We both answer at the same time, glaring at him.

“Erm…” he stammers, his pen still in mid-air.

“Sam, we can’t go, I’ve got things I have to do here!”

“Nobody asked you to go – I’m going!”

“You can’t go either – who’ll keep me company tomorrow morning at the conference?”

“Why is that my problem? And anyway, there are no rooms. Where do you expect me to sleep, in your bed?”

He stops and scratches his head and for a moment it almost looks as though he’s actually thinking about the idea.

“If it’s not a problem for you two, seeing as you already seem so… familiar with one another,” cuts in the hotel receptionist, “the suite has two very large rooms – a bedroom and a lounge. We could put another bed in. The rooms are communicating, but if you close the door between them…” he suggests.

“See?” exclaims Dave, with a satisfied expression on his face.

“See what?”

“You wanted a room, now you’ve got a room!” he snaps, before turning back to the man. “I’ll be fine with the couch. Give my assistant the room.”

“I am not your assistant.”

“Give Ms Preston the room,” he corrects himself with a sigh when he hears me griping. “Ah…” he remembers at the last minute, “she didn’t think she’d be staying, could you find her a change of clothes and a couple of evening dresses from the boutique?”
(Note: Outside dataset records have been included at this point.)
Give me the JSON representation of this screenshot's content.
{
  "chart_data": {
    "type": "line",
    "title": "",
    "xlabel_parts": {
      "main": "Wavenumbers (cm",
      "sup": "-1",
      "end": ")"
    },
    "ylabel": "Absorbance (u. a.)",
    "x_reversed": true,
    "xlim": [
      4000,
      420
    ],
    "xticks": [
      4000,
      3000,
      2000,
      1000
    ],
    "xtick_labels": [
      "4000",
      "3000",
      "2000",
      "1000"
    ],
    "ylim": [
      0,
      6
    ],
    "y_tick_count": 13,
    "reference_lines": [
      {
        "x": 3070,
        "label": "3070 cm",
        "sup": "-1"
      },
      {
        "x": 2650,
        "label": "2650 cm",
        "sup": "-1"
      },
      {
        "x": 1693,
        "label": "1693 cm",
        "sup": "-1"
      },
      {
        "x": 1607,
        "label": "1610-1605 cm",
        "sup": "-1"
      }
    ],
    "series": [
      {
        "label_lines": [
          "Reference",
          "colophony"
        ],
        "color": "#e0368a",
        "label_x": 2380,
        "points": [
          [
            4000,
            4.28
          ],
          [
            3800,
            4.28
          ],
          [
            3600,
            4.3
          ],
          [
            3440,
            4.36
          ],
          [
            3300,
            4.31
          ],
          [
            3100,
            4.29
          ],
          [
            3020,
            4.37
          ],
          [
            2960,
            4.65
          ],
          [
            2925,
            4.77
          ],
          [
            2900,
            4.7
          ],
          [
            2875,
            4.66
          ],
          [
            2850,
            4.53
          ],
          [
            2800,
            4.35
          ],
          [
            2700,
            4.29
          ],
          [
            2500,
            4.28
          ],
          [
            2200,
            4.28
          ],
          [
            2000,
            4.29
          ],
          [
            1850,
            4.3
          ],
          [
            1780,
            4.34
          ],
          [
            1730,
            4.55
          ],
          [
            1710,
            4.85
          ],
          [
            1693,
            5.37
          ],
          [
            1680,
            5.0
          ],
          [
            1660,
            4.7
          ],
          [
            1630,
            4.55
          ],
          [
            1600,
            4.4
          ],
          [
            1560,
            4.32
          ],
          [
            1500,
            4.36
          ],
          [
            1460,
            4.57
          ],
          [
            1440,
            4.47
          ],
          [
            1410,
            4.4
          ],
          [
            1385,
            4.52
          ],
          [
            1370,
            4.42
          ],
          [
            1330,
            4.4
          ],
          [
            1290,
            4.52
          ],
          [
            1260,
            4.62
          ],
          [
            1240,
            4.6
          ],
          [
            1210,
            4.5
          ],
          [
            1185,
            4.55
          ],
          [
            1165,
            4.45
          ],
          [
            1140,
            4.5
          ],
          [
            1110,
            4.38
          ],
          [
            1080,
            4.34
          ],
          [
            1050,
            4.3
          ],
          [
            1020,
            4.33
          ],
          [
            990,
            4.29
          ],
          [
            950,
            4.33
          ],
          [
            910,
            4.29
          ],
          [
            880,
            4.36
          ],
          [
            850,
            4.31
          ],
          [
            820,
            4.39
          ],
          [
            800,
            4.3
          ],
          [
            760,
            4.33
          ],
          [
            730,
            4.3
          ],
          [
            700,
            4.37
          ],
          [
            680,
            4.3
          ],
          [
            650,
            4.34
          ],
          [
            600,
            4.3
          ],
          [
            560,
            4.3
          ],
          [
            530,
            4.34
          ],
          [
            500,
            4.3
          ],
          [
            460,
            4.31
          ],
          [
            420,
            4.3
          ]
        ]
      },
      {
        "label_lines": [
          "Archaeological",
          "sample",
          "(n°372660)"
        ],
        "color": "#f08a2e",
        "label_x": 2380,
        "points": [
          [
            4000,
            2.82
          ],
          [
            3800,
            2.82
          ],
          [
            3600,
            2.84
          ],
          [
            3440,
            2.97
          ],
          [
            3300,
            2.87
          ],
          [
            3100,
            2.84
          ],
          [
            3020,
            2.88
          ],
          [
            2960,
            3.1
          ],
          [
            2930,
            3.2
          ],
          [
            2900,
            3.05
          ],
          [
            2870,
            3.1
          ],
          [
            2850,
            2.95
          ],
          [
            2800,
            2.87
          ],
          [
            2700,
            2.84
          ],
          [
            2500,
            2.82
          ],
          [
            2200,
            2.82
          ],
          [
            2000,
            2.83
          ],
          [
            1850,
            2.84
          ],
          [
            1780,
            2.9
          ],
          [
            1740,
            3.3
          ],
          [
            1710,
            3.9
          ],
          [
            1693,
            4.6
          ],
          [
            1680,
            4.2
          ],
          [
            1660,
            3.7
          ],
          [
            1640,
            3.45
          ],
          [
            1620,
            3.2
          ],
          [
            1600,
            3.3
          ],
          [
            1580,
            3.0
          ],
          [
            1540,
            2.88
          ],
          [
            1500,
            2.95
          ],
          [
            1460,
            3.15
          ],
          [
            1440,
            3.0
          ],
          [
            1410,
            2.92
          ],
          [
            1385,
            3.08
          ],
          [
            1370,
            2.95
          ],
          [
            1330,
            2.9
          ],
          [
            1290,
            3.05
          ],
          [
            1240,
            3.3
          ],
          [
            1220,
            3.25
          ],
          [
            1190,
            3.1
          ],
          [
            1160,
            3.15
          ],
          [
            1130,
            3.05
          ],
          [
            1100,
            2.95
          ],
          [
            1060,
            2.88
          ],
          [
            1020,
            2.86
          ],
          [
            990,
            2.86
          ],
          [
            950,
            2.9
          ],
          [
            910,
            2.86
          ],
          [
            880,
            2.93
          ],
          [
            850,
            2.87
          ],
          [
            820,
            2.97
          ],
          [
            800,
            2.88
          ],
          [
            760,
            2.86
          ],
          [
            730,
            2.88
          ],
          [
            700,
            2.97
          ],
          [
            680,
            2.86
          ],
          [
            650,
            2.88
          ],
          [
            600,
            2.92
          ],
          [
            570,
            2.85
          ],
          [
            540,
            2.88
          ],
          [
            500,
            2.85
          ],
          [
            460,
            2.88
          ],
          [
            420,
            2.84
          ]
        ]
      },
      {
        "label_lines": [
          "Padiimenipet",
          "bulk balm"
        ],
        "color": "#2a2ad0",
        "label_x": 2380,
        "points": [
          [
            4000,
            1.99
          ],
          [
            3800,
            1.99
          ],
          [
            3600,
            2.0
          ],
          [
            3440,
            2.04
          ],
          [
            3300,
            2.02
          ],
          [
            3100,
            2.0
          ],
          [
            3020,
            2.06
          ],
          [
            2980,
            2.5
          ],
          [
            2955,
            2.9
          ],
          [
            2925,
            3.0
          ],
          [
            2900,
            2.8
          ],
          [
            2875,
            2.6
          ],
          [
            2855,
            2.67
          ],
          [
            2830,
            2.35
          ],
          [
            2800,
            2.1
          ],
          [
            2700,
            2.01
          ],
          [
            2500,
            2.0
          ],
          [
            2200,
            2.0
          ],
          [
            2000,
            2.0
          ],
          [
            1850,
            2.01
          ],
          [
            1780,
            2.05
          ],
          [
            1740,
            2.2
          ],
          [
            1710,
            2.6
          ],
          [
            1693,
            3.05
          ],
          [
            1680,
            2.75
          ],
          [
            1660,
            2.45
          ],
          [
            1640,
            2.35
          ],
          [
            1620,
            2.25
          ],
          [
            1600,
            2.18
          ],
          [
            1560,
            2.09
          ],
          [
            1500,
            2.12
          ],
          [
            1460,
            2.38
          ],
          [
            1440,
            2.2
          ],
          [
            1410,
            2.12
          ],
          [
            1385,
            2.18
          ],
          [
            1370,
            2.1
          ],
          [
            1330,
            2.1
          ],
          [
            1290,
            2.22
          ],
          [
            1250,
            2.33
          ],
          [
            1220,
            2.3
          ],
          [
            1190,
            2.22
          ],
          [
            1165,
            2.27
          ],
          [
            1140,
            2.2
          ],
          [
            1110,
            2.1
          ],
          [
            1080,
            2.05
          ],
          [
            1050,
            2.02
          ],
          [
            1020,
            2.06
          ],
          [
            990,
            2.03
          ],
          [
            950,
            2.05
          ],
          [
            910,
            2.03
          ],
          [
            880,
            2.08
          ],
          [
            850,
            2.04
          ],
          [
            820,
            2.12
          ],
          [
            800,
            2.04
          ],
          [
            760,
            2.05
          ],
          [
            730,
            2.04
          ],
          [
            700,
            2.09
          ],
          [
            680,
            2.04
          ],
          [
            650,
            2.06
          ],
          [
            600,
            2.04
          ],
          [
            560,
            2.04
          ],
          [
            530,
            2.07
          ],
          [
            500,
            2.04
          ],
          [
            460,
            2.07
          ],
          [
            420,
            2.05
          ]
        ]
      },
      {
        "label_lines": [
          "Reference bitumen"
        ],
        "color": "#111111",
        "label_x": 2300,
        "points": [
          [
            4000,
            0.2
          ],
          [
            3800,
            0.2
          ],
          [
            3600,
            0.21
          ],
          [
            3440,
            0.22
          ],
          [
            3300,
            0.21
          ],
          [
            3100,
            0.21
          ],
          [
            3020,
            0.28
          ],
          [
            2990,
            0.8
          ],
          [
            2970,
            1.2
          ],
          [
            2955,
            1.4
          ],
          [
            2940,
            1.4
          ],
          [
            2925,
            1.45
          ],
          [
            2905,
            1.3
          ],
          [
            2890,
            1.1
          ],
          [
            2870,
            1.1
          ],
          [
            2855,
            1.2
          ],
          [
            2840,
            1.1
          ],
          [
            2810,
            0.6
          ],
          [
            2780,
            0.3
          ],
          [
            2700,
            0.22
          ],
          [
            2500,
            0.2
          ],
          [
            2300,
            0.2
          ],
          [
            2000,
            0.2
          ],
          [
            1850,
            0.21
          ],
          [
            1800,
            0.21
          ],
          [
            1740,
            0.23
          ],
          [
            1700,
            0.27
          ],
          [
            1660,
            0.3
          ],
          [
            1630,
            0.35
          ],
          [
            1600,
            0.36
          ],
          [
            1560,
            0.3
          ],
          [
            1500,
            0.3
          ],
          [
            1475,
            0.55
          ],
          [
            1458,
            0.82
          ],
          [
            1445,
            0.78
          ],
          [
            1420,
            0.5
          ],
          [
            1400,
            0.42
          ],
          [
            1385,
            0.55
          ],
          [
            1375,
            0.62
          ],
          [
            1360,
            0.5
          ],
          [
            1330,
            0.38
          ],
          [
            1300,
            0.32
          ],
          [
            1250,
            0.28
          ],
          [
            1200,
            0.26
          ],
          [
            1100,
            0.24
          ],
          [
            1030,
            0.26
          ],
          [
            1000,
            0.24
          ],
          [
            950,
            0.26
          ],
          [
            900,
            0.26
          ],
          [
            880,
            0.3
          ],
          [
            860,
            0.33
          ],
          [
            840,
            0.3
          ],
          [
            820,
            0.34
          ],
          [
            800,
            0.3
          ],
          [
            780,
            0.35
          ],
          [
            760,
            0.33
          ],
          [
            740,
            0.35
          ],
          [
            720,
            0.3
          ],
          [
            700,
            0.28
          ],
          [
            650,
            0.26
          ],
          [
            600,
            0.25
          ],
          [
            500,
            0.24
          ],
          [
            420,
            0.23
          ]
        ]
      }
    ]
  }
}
“Of course, it will be our pleasure,” the man answers with sudden efficiency. “Shall I put that on your card?”

“Charge it to The Chronicle.”

“Perfect. All I need now is the lady’s dress size,” he murmurs with discretion, writing a note in the register.

There is an embarrassing silence as we all stand there and they both stare at me. How sweet… they have been ignoring me completely for the last twenty minutes while they argued, and now they magically remember my existence and want to extort information that I wouldn’t even reveal under torture.

“Er…” mumbles Dave, looking at me cautiously, “I’d say a L—”

I go white. “What?” I can’t believe it. Did he really say that? I glare at him insistently, waiting for him to make some kind of excuse or to genuflect in mortification.

“Well, sorry,” he says, “if you want it tighter, you can always change it.”